Second, plaintiff must show that she suffers from a “severe impairment” in order to warrant a finding of disability. A “severe impairment” is one which “significantly limits ... physical or mental ability to do basic work activities.” Id. (citing 20 C.F.R. §§ 404.1520(c) and 416.920(c)(2000)).
Third, if plaintiff is not performing substantial gainful activity, has a severe impairment that is expected to last for at least twelve months, and the impairment meets a listed impairment, plaintiff is presumed to be disabled regardless of age, education or work experience. 20 C.F.R. §§ 404.1520(d) and 416.920(d)(2000).
Fourth, if the plaintiffs impairment does not prevent her from doing her past relevant work, plaintiff is not disabled. For the fifth and final step, even if the plaintiffs impairment does prevent her from doing her past relevant work, if other work exists in the national economy that plaintiff can perform, plaintiff is not disabled. Abbott, 905 F.2d at 923.

Heston v. Comm’r of Soc. Sec., 245 F.3d 528, 534 (6th Cir.2001). At the first step, the ALJ determined that Engebrecht last met the insured status requirements of the Act in December 2003 and had not engaged in gainful activity from October 1997 through December 2003. At step two, the ALJ found that Engebrecht “had the following ‘severe’ impairments: (1) dysthemia with recurrent depression; (2) borderline intellectual function; and (3) personality disorder with avoidant features (20 C.F.R. 404.1520(c)).” At the third step, the ALJ determined that Engebrecht did not meet or equal one of the listed impairments in regulations.

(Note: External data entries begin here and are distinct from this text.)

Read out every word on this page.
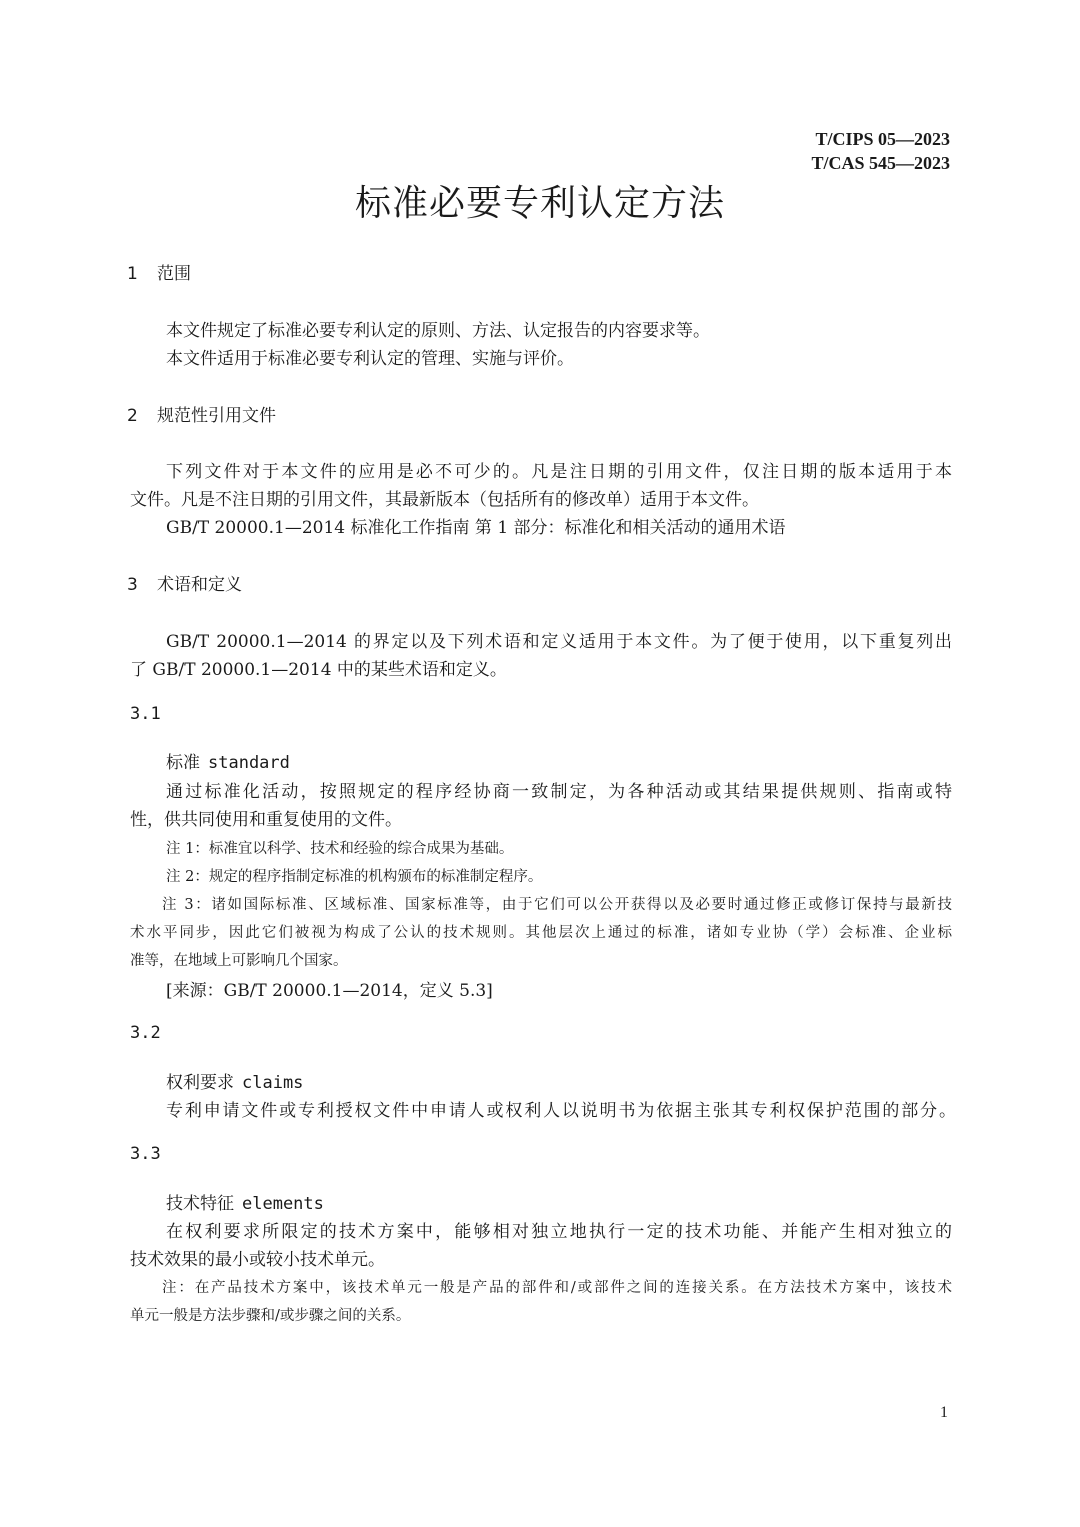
T/CIPS 05—2023
T/CAS 545—2023
标准必要专利认定方法
1 范围
本文件规定了标准必要专利认定的原则、方法、认定报告的内容要求等。
本文件适用于标准必要专利认定的管理、实施与评价。
2 规范性引用文件
下列文件对于本文件的应用是必不可少的。凡是注日期的引用文件，仅注日期的版本适用于本
文件。凡是不注日期的引用文件，其最新版本（包括所有的修改单）适用于本文件。
GB/T 20000.1—2014 标准化工作指南 第 1 部分：标准化和相关活动的通用术语
3 术语和定义
GB/T 20000.1—2014 的界定以及下列术语和定义适用于本文件。为了便于使用，以下重复列出
了 GB/T 20000.1—2014 中的某些术语和定义。
3.1
标准 standard
通过标准化活动，按照规定的程序经协商一致制定，为各种活动或其结果提供规则、指南或特
性，供共同使用和重复使用的文件。
注 1：标准宜以科学、技术和经验的综合成果为基础。
注 2：规定的程序指制定标准的机构颁布的标准制定程序。
注 3：诸如国际标准、区域标准、国家标准等，由于它们可以公开获得以及必要时通过修正或修订保持与最新技
术水平同步，因此它们被视为构成了公认的技术规则。其他层次上通过的标准，诸如专业协（学）会标准、企业标
准等，在地域上可影响几个国家。
[来源：GB/T 20000.1—2014，定义 5.3]
3.2
权利要求 claims
专利申请文件或专利授权文件中申请人或权利人以说明书为依据主张其专利权保护范围的部分。
3.3
技术特征 elements
在权利要求所限定的技术方案中，能够相对独立地执行一定的技术功能、并能产生相对独立的
技术效果的最小或较小技术单元。
注：在产品技术方案中，该技术单元一般是产品的部件和/或部件之间的连接关系。在方法技术方案中，该技术
单元一般是方法步骤和/或步骤之间的关系。
1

Next, the ALJ assessed Engebrecht’s residual functional capacity (RFC), which is defined as the “most [a claimant] can do despite [the claimant’s] limitations.” 20 C.F.R. 404.1545(a)(1). The ALJ determined that Engebrecht

had the maximal residual functional capacity ... to perform a full range of work at all exertional levels but with the following nonexertional limitations: (a) [Engebrecht] was limited to simple, routine and repetitive work activities performed in a stable, low-stress environment; and (b) the claimant was maximally limited to superficial contact with supervisors and coworkers, and should not work with the general public.

In support of this conclusion, the ALJ noted:

The undersigned [the ALJ] appreciates the input provided by Dr. [sic] Hastings and Dr. Nagarkar with regard to [Enge-brecht’s] mental difficulties, and, moreover, agrees with them that [Enge-brecht] has significant mental difficulties with work-related activity. However, these difficulties appear to have manifested most starkly, and almost exclusively, in the context of a high-stress job which required significant interactions with less than sympathetic coworkers and supervisors. Though [Enge-brecht’s] baseline mental difficulties may not have improved significantly despite treatment, as these practitioners assert, the fact that [Engebrecht] was able to perform semi-skilled work for many years despite her mental symptoms (which, Dr. [sic] Hastings writes, have persisted since 1987) and the fact that [Engebrecht] remained capable of a wide range of activities outside her work [including horseback riding and jazzer- *396 cise] indicate strongly that [Engebrecht] could perform her work activities with mental requirements of a far less strenuous nature than those at play in her previous job.